The Trump administration urged a federal appeals court to put on hold an order that would force Qualcomm Inc. to change how it licenses its patents, saying the case “threatens competition, innovation, and national security.”
The filing Tuesday with the U.S. Court of Appeals in San Francisco puts the administration on the opposite side of the U.S. Federal Trade Commission, an independent government agency that filed the antitrust lawsuit against the chipmaker.
The Justice Department said Qualcomm will probably win its appeal because the judge who found the company’s license practices were anti-competitive ignored established antitrust principles and imposed an overly broad remedy. U.S. District Judge Lucy Koh in San Jose, Calif., refused to put her own May 21 ruling on hold while Qualcomm appeals.
Qualcomm declined to comment on the filing. Its stock rose as much as 5% in after-hours trading.
Koh’s ruling, concluding that the chipmaker’s licensing practices have “strangled” competition and ordering the company to renegotiate its license agreements with phonemakers, has come under fire by FTC Commissioner Christine Wilson, who wrote in the Wall Street Journal that it was both bad law and bad policy. The Trump administration’s antitrust czar, Makan Delrahim, said last month that misuse of antitrust law could harm competition and innovation.

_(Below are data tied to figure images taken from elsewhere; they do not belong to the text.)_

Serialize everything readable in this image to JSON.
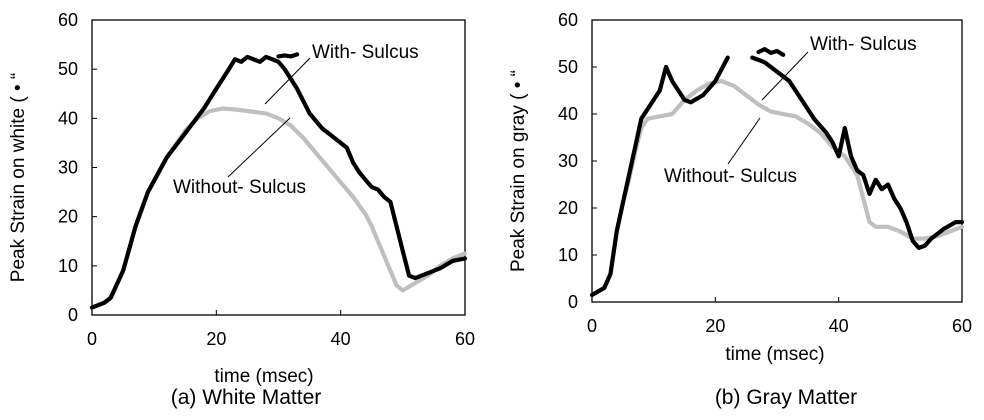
{
  "chart_data": [
    {
      "type": "line",
      "caption": "(a) White Matter",
      "xlabel": "time (msec)",
      "ylabel": "Peak Strain on white ( • “",
      "xlim": [
        0,
        60
      ],
      "ylim": [
        0,
        60
      ],
      "xticks": [
        "0",
        "20",
        "40",
        "60"
      ],
      "yticks": [
        "0",
        "10",
        "20",
        "30",
        "40",
        "50",
        "60"
      ],
      "grid": false,
      "annotations": [
        "With- Sulcus",
        "Without- Sulcus"
      ],
      "series": [
        {
          "name": "With- Sulcus",
          "color": "#000000",
          "segments": [
            [
              [
                0,
                1.5
              ],
              [
                2,
                2.5
              ],
              [
                3,
                3.5
              ],
              [
                5,
                9
              ],
              [
                7,
                18
              ],
              [
                9,
                25
              ],
              [
                12,
                32
              ],
              [
                15,
                37
              ],
              [
                18,
                42
              ],
              [
                20,
                46
              ],
              [
                22,
                50
              ],
              [
                23,
                52
              ],
              [
                24,
                51.5
              ],
              [
                25,
                52.5
              ],
              [
                26,
                52
              ],
              [
                27,
                51.5
              ],
              [
                28,
                52.5
              ],
              [
                29,
                52
              ],
              [
                30,
                51.5
              ],
              [
                31,
                50
              ],
              [
                33,
                46
              ],
              [
                35,
                41
              ],
              [
                37,
                38
              ],
              [
                39,
                36
              ],
              [
                41,
                34
              ],
              [
                42,
                31
              ],
              [
                43,
                29
              ],
              [
                44,
                27.5
              ],
              [
                45,
                26
              ],
              [
                46,
                25.5
              ],
              [
                47,
                24
              ],
              [
                48,
                23
              ],
              [
                49,
                18
              ],
              [
                50,
                13
              ],
              [
                51,
                8
              ],
              [
                52,
                7.5
              ],
              [
                54,
                8.5
              ],
              [
                56,
                9.5
              ],
              [
                58,
                11
              ],
              [
                60,
                11.5
              ]
            ],
            [
              [
                30,
                52.6
              ],
              [
                31,
                52.8
              ],
              [
                32,
                52.6
              ],
              [
                33,
                53
              ]
            ]
          ]
        },
        {
          "name": "Without- Sulcus",
          "color": "#bfbfbf",
          "segments": [
            [
              [
                0,
                1.5
              ],
              [
                2,
                2.5
              ],
              [
                3,
                3.5
              ],
              [
                5,
                9
              ],
              [
                7,
                18
              ],
              [
                9,
                25
              ],
              [
                12,
                32
              ],
              [
                15,
                37.5
              ],
              [
                17,
                40
              ],
              [
                19,
                41.5
              ],
              [
                21,
                42
              ],
              [
                23,
                41.8
              ],
              [
                25,
                41.5
              ],
              [
                28,
                41
              ],
              [
                30,
                40
              ],
              [
                32,
                38.5
              ],
              [
                34,
                36
              ],
              [
                36,
                33
              ],
              [
                38,
                30
              ],
              [
                40,
                27
              ],
              [
                42,
                24
              ],
              [
                44,
                20.5
              ],
              [
                45,
                18
              ],
              [
                46,
                15
              ],
              [
                47,
                12
              ],
              [
                48,
                9
              ],
              [
                49,
                6
              ],
              [
                50,
                5
              ],
              [
                52,
                6.5
              ],
              [
                54,
                8
              ],
              [
                56,
                10
              ],
              [
                58,
                11.5
              ],
              [
                60,
                12.5
              ]
            ]
          ]
        }
      ]
    },
    {
      "type": "line",
      "caption": "(b) Gray Matter",
      "xlabel": "time (msec)",
      "ylabel": "Peak Strain on gray ( • “",
      "xlim": [
        0,
        60
      ],
      "ylim": [
        0,
        60
      ],
      "xticks": [
        "0",
        "20",
        "40",
        "60"
      ],
      "yticks": [
        "0",
        "10",
        "20",
        "30",
        "40",
        "50",
        "60"
      ],
      "grid": false,
      "annotations": [
        "With- Sulcus",
        "Without- Sulcus"
      ],
      "series": [
        {
          "name": "With- Sulcus",
          "color": "#000000",
          "segments": [
            [
              [
                0,
                1.5
              ],
              [
                2,
                3
              ],
              [
                3,
                6
              ],
              [
                4,
                15
              ],
              [
                5,
                21
              ],
              [
                6,
                27
              ],
              [
                7,
                33
              ],
              [
                8,
                39
              ],
              [
                9,
                41
              ],
              [
                10,
                43
              ],
              [
                11,
                45
              ],
              [
                12,
                50
              ],
              [
                13,
                47
              ],
              [
                14,
                45
              ],
              [
                15,
                43
              ],
              [
                16,
                42.5
              ],
              [
                18,
                44
              ],
              [
                20,
                47
              ],
              [
                22,
                52
              ]
            ],
            [
              [
                26,
                52
              ],
              [
                28,
                51
              ],
              [
                30,
                49
              ],
              [
                32,
                47
              ],
              [
                34,
                43
              ],
              [
                36,
                39
              ],
              [
                38,
                36
              ],
              [
                39,
                34
              ],
              [
                40,
                31
              ],
              [
                41,
                37
              ],
              [
                42,
                31
              ],
              [
                43,
                28
              ],
              [
                44,
                27
              ],
              [
                45,
                23
              ],
              [
                46,
                26
              ],
              [
                47,
                24
              ],
              [
                48,
                25
              ],
              [
                49,
                22
              ],
              [
                50,
                20
              ],
              [
                51,
                17
              ],
              [
                52,
                13
              ],
              [
                53,
                11.5
              ],
              [
                54,
                12
              ],
              [
                55,
                13.5
              ],
              [
                57,
                15.5
              ],
              [
                59,
                17
              ],
              [
                60,
                17
              ]
            ],
            [
              [
                27,
                53.2
              ],
              [
                28,
                53.8
              ],
              [
                29,
                53
              ],
              [
                30,
                53.4
              ],
              [
                31,
                52.6
              ]
            ]
          ]
        },
        {
          "name": "Without- Sulcus",
          "color": "#bfbfbf",
          "segments": [
            [
              [
                0,
                1.5
              ],
              [
                2,
                3
              ],
              [
                3,
                6
              ],
              [
                4,
                15
              ],
              [
                5,
                21
              ],
              [
                6,
                26
              ],
              [
                7,
                32
              ],
              [
                8,
                37
              ],
              [
                9,
                39
              ],
              [
                11,
                39.5
              ],
              [
                13,
                40
              ],
              [
                15,
                43
              ],
              [
                17,
                45
              ],
              [
                19,
                46.5
              ],
              [
                21,
                47
              ],
              [
                23,
                46
              ],
              [
                25,
                44
              ],
              [
                27,
                42
              ],
              [
                29,
                40.5
              ],
              [
                31,
                40
              ],
              [
                33,
                39.5
              ],
              [
                35,
                38
              ],
              [
                37,
                36
              ],
              [
                39,
                33
              ],
              [
                41,
                31
              ],
              [
                43,
                27
              ],
              [
                44,
                22
              ],
              [
                45,
                17
              ],
              [
                46,
                16
              ],
              [
                48,
                16
              ],
              [
                50,
                15
              ],
              [
                52,
                13.5
              ],
              [
                54,
                13.5
              ],
              [
                56,
                14
              ],
              [
                58,
                15
              ],
              [
                60,
                16
              ]
            ]
          ]
        }
      ]
    }
  ]
}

The chipmaker is a key supplier of technology to federal government agencies involved in national security, and it holds classified contracts with the Defense Department, according to the Justice Department. The departments of Defense and Energy also backed a stay on Koh’s ruling.
“A reduction in Qualcomm’s leadership in 5G innovation and standard-setting, ‘even in the short-term,’ could ‘significantly impact U.S. national security’ by enabling foreign-owned firms to expand their influence,” the Justice Department said in the filing.
The Trump administration in May told Koh that if she concluded the company’s licensing model for chips used in mobile phones violates antitrust law, an aggressive remedy could undermine innovation and the company’s central role in commercializing 5G mobile networks.
Tuesday’s filing also included statements from Defense Department and Department of Energy officials.
The Department of Defense called Qualcomm a “supplier of mission-critical telecommunications products” including cybersecurity projects, said it has a “trusted supply chain relationship,” and cited the chipmaker’s leadership position in developing 5G networks over Chinese rivals.
“A hobbled Qualcomm, without the ability to make significant investments in R&D, presents a serious threat to DoD’s extensive networks, advanced telecommunications systems, and ultimately its ability to control the battlespace,” wrote Ellen Lord, under secretary of Defense for acquisition and sustainment.
Likewise, the Department of Energy pointed to Qualcomm’s role in telecommunications for the agency’s programs, including the National Nuclear Security Administration.
“The Department believes that any remedy that causes undue financial strain on Qualcomm may result in undermining Qualcomm’s position in the growing 5G market (among other telecommunications markets) and ceding to foreign entities, in particular China, a dominant position in the development and expansion of 5G technology,” wrote Max Everett, the Energy Department’s chief information officer.
Qualcomm also has gotten the backing of fellow telecommunications company Ericsson AB and Paul Michel, the retired former chief judge of the U.S. Court of Appeals for the Federal Circuit, the court that specializes in U.S. patent law.
The case is FTC v. Qualcomm Inc., 19-16122, U.S. Court of Appeals for the Ninth Circuit (San Francisco).
Decker and Pettersson write for Bloomberg.